Most interstellar grains come from red giants. Stars once like the sun, red giants grow huge and shed much of their mass when they reach the end of their lifetimes. Scientists also have traced the grains to supernovae - exploding stars.

Slow neutron-capture — called s-process — nucleosynthesis takes place deep inside red giants in episodes lasting 10,000 years or more. The more violent rapid neutron-capture — r-process — nucleosynthesis occurs in supernovae, possibly within a matter of seconds.
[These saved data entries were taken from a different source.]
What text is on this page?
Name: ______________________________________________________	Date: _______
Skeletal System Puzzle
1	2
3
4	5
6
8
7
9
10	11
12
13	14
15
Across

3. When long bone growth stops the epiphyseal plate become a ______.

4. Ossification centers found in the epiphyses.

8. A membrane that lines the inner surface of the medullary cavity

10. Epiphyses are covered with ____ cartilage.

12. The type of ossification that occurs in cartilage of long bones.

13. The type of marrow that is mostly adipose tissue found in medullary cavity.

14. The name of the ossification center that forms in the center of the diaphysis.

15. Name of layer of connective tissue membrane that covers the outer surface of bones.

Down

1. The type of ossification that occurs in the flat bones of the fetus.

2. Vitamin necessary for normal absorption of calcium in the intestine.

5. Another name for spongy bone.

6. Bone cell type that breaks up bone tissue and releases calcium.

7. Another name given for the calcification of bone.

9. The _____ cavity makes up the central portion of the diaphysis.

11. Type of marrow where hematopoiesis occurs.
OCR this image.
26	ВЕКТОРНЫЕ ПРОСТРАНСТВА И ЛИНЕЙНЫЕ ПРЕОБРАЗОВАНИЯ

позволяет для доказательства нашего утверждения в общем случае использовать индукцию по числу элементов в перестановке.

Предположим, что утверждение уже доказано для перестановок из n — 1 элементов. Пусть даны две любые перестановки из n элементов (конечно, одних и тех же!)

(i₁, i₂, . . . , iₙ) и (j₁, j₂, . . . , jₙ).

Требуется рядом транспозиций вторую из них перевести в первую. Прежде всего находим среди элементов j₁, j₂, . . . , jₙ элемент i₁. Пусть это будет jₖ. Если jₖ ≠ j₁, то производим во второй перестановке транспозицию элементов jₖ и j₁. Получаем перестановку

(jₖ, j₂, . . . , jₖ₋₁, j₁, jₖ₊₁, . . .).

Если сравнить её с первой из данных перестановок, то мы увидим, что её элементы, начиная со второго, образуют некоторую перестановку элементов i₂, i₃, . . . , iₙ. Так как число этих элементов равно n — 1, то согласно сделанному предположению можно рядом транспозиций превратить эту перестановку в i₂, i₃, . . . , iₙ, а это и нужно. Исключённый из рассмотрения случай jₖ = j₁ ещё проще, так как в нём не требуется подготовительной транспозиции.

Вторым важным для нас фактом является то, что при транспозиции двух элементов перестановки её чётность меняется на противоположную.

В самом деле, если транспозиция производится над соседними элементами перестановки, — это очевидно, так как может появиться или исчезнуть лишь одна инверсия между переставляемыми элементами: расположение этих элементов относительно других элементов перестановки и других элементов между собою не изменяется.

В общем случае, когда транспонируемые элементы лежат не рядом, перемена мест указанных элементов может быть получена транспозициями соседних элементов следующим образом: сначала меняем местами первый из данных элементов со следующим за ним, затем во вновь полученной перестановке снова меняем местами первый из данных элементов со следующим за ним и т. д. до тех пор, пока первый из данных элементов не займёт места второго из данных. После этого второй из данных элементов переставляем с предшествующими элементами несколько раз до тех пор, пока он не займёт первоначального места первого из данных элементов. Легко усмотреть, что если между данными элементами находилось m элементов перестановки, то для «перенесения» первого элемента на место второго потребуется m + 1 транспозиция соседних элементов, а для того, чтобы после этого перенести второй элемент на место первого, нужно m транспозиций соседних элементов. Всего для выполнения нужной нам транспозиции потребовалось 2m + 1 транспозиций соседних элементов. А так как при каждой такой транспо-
This process accounts for approximately half of the 117 elements.

But the Argonne-Chicago team has found a pattern that matches neither the s- nor the r-process in their isotopic measurements of molybdenum, a silver-grey metal that helps make stronger steel.

"It may be that there's some kind of neutron burst of some sort, intermediate between r and s process, that might explain the pattern we're seeing," Davis said.

"What we saw was puzzling," Pellin noted. "There's no question it's different and surprising."

The Genesis connection No one yet knows what different and surprising results will flow from NASA's Genesis mission. Launched in August 2001, the spacecraft will collect samples of the solar wind - single atoms and electrically charged particles from the sun - and return them to Earth in 2003. If successful, Genesis will become the first mission to return a sample of extraterrestrial material from beyond the moon. These samples will allow a precise measure of the elemental and isotopic composition of our most important star - the sun.

Pellin and his research group at Argonne will be among the scientists to analyze the samples in an effort to better understand how the planets formed and how the sun works. No element heavier than calcium, which is far lighter than iron, has ever been measured in the sun. Scientists believe that the heavier elements are there, but in the tiniest of amounts.

"At some level, half the periodic table is betting on our instrument," Pellin said.

But until the Genesis samples arrive at Argonne, the researchers will continue to coax more secrets of the universe from their meteorites, one grain at a time.

"We already have a sample-return mission to the stars represented by these grains from meteorites," Davis said. "Nature's doing it on the cheap for us. It can't give us everything we want. We don't know where the grains came from, but we've sampled a huge number of different stars."